Точно чем-то острым резануло по сердцу: вновь вижу впереди «Чайку» Скоробогатова и атакующих «мессершмиттов». Как помочь? Кричу по радио: «Сто шестой, разворот… разворот…» Но поздно. Фашистская очередь режет «Чайку» по фюзеляжу.

С тяжелыми чувствами подлетели к своему аэродрому. Лященко вплотную подстроился к моему самолету. С командного пункта по радио предупреждают о возможной повторной атаке фашистов. Приказываю Лященко садиться первым. Надо прикрыть, ведь совсем еще юный и малоопытный летчик. Самолет ведомого уже катится по полосе, когда делаю последний разворот. Все внимание посадке. И тут вражеская очередь настигает меня, оставив несколько зловещих пробоин в «Чайке». Из-под приборной доски белой пеленой наползал на глаза дым. Стало трудно дышать. Рывком снял летные очки и, не раздумывая больше, выбросился [56] из кабины еще катившегося истребителя, со всего размаху шлепнулся на землю, развернувшись на спину, увидел пикирующие фашистские самолеты. Видно было, как бомбы отделялись от их фюзеляжей. Земля качнулась. Осколки просвистели, срезая ветки с дальних деревьев. Чья-то голова высунулась из кустарника.

- Сюда! Сюда! - кричал мне Шостак. Я с разбега провалился в щель.

Когда взрывная волна затихла в гуще леса, неожиданно из щели выскочил Брызгалов и, сорвав с противопожарного щита огнетушитель, побежал к горящей «Чайке».

- Куда? Назад! - закричал я.

- Ложись! Сейчас начнут рваться боеприпасы, - крикнул Шостак.

Рвущиеся патроны еще продолжали со свистом резать воздух, когда мы с Шостаком подползли к Брызгалову. В смертельной конвульсии он повернулся лицом к нам и с виноватой улыбкой что-то прошептал. Нет слов, чтобы рассказать, что творилось тогда в моей душе.

Вокруг нас стали собираться летчики, техники и младшие специалисты, молча отдавая поклон погибшему сержанту. Ко мне подошел Федор Лященко и тихо, так, чтобы остальные не услышали, сказал:

- Нет младшего специалиста Аванесова.

- Как нет? А когда ты видел его в последний раз? - тревожно спросил я.

- Как только началась штурмовка аэродрома, я подал команду экипажу укрыться в щель, сержант обхватил уши руками и побежал в рощу.

- Будем искать… Пошли к лесу.

- Сержант Аванесов… Аванесов! - громко кричал Ляшенко.
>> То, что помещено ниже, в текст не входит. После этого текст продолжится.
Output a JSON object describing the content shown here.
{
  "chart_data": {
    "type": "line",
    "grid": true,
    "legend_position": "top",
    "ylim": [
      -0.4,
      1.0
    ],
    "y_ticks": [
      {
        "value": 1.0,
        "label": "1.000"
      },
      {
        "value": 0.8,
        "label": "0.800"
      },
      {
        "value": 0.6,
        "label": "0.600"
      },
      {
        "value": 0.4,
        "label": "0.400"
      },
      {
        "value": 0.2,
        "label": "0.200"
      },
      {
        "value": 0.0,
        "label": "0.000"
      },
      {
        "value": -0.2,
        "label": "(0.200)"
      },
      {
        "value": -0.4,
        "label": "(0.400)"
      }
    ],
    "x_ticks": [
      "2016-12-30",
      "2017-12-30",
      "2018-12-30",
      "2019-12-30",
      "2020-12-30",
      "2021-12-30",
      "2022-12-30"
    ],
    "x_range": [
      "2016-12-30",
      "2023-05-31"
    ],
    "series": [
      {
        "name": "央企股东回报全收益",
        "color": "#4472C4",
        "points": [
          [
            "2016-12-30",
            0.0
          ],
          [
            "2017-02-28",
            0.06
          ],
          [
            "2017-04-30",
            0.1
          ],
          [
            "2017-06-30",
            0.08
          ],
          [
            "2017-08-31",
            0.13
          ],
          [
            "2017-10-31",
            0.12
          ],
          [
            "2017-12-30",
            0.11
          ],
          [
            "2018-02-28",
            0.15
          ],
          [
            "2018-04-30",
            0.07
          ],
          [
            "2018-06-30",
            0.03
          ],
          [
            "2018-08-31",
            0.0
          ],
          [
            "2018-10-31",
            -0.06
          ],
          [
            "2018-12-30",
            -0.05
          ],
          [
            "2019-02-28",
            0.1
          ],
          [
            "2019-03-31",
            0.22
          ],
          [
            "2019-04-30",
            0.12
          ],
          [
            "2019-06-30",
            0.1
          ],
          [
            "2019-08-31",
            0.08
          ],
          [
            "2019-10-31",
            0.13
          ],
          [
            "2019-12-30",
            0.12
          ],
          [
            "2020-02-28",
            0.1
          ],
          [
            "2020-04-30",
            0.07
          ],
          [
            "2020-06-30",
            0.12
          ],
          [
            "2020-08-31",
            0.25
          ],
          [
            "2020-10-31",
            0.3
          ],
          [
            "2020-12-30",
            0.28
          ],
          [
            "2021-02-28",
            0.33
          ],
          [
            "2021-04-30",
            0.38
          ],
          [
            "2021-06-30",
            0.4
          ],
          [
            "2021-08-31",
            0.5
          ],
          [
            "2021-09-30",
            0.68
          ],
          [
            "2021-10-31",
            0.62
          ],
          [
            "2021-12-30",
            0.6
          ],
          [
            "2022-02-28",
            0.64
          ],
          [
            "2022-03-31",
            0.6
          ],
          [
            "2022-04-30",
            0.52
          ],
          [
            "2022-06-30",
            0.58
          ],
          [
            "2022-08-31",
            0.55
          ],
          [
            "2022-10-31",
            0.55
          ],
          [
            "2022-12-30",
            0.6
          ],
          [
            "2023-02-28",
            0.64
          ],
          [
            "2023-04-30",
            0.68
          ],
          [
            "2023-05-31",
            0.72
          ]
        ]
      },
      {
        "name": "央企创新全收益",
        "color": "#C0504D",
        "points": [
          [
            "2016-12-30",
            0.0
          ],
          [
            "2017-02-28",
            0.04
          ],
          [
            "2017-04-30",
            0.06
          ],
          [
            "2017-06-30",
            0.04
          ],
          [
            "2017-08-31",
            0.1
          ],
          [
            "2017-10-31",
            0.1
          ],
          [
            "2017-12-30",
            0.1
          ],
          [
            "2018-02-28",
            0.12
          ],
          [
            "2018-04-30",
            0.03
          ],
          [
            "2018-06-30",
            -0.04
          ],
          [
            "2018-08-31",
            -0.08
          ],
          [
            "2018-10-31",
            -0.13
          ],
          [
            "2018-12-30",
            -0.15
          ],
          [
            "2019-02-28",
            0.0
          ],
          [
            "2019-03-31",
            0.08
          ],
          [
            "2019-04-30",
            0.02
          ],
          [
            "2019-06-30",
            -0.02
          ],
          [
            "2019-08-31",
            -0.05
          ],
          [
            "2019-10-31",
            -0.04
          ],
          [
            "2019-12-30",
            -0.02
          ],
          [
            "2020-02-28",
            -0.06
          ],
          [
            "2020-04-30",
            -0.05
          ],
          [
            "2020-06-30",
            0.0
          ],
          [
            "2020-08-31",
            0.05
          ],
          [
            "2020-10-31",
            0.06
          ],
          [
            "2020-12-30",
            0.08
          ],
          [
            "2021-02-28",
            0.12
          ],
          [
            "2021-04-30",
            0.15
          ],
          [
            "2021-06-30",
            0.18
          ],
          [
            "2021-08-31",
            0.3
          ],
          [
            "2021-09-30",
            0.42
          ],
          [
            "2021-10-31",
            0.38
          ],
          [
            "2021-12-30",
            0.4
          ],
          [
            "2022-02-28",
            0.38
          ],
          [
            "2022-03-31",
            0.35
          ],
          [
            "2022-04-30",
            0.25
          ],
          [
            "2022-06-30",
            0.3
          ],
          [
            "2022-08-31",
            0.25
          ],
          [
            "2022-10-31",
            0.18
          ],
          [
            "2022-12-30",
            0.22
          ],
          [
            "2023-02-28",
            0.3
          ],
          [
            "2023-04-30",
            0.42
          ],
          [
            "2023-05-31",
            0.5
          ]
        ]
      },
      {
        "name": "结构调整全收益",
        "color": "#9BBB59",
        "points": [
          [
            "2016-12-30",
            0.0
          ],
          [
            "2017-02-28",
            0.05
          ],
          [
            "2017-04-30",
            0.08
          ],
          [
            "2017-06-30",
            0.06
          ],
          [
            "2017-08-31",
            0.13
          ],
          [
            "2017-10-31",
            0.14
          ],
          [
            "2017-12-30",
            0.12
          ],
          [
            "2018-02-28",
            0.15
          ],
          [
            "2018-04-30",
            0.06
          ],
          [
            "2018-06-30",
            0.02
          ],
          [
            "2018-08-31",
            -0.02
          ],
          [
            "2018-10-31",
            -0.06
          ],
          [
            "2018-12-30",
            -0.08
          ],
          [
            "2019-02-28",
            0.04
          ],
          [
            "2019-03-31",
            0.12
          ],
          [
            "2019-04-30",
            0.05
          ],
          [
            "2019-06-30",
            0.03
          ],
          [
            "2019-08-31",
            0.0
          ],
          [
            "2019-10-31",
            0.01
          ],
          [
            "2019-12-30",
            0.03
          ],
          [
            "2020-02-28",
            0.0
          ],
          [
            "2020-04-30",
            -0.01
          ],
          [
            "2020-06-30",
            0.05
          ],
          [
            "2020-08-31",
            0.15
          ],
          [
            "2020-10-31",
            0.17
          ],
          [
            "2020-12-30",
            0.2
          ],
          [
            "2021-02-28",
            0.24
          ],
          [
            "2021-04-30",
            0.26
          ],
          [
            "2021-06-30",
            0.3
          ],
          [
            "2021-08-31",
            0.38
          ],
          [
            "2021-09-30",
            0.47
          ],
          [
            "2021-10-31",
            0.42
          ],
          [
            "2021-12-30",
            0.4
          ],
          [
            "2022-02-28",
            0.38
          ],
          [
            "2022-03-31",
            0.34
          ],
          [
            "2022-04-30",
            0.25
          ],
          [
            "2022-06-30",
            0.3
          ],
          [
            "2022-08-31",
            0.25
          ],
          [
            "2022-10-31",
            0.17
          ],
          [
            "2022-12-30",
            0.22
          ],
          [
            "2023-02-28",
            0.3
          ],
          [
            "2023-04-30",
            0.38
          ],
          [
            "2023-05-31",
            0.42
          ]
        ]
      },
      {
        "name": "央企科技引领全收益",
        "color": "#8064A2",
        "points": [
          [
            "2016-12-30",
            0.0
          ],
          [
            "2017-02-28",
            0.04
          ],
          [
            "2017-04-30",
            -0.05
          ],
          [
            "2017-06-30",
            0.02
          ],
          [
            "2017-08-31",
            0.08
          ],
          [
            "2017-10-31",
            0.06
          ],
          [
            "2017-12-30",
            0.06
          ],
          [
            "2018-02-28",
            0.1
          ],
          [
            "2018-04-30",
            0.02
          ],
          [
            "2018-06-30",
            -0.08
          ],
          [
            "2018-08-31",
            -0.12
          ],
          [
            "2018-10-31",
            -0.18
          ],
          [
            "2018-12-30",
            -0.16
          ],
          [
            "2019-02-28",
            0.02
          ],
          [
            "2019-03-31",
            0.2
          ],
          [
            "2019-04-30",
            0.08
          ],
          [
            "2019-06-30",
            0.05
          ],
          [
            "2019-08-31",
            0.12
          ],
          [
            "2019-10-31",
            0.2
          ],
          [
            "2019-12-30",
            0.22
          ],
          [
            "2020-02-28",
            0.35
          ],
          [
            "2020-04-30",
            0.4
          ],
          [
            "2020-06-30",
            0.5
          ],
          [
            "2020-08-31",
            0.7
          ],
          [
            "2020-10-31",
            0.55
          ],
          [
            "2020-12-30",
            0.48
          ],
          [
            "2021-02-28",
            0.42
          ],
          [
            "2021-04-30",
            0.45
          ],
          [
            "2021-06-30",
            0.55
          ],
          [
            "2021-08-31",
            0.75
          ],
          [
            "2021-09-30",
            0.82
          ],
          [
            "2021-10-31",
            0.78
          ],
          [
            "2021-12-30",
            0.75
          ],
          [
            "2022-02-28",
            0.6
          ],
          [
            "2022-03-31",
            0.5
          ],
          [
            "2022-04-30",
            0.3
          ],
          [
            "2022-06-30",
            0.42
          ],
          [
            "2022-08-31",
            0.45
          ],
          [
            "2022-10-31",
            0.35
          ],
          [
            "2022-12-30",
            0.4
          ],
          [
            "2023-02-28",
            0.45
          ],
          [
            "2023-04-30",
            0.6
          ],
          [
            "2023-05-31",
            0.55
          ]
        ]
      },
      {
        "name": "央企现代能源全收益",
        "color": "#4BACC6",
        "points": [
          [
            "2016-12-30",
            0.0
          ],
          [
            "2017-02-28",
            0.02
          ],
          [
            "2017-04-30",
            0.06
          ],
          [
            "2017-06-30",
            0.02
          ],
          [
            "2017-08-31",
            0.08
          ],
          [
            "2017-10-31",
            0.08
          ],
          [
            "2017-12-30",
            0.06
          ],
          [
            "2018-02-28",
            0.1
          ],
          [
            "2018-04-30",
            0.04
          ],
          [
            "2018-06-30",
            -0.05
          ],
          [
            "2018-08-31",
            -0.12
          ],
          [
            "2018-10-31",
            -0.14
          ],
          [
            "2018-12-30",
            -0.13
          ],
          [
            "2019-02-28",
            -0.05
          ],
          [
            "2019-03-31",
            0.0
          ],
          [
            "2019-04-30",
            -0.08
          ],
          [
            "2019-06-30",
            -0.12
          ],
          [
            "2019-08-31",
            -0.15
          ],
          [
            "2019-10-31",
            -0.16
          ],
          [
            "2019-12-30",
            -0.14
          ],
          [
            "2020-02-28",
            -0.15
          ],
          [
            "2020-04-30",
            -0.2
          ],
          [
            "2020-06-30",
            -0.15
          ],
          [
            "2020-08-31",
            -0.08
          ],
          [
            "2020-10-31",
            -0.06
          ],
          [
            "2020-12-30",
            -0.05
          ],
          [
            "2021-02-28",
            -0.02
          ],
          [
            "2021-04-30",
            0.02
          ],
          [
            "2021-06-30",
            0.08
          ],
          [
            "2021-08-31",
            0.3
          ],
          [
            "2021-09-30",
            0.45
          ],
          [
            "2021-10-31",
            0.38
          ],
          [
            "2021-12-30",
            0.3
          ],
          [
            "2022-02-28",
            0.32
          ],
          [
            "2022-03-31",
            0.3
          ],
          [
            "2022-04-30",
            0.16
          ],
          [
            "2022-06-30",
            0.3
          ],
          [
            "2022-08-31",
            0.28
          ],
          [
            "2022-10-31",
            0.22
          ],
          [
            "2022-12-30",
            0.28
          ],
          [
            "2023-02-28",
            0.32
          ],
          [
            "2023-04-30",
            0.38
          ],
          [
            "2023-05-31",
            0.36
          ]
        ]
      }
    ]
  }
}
Никто не отзывался. Прошли еще метров сто пятьдесят, [57] засветлела полянка, на которой росли несколько редко стоявших крупных березок.

- Командир! Смотри, вот там, кажется, что-то чернеет, - показал рукой лейтенант.

Мы подошли ближе и увидели Аванесова. Он стоял у березы, обхватив ее руками, прижавшись к стволу головою.

Лященко побежал к нему, а я остановился поодаль, чтобы не мешать ему в разговоре со своим подчиненным. Они некоторое время молчали.

- Простите меня, товарищ лейтенант, - дрожащим тихим голосом начал сержант. - Испугался. Простите.

Лященко по-дружески обнял его и стал успокаивать:

- От осколков и пуль не бегают. Нужно лучше лежать. Понимаешь, когда человек бежит, то площадь для поражения увеличивается в несколько раз, а осколки и пули летят быстрее, чем лучший бегун.

Я подошел ближе. Аванесов, увидев меня, хотел что-то сказать, но я остановил его, спокойно произнес:

- Идите к самолету, сержант. Дел у нас сегодня будет еще много.

- Есть! - радостно ответил Аванесов и быстро побежал к стоянке.

Преодолеть психологический барьер самосохранения при первой бомбежке не так-то просто. В дальнейшем Аванесов преодолел его, воевал хорошо.

Срочный вызов на командный пункт. За столом командира полка, склонившись над картой, стоял начальник штаба, а командир с забинтованной ногой сидел рядом на стуле. Он медленно и тяжело обернулся и, упреждая мой доклад, тихим, необычным для него голосом сказал:

- Да, вот такие дела, товарищ Медведев. - И, сделав [58] паузу, продолжал: - В воздушном бою противник всегда стремится сбить в первую очередь ведущего. Вот так получилось и в бою, в котором меня ранили. Помните об этом. Вам предстоит не раз еще быть в таких ситуациях.

Во мне боролись два чувства: доложить только о выполнении задания или сказать также о своем бое с «юнкерсом» и фашистскими истребителями. Майор, как бы разгадав мою нерешительность, спросил:

- Где пакет?

Я вынул его из бокового внутреннего кармана куртки и протянул командиру.

- Это ты передай майору Кондратьеву. Мне же лучше доложи о воздушном бое: я слышал только пулеметные очереди, а все остальные наблюдали за тобой с аэродрома.

Я рассказал, как вел бой с «юнкерсом» и сбил его, затем о внезапной атаке нашего звена «мессершмиттами», о гибели Скоробогатова и Брызгалова.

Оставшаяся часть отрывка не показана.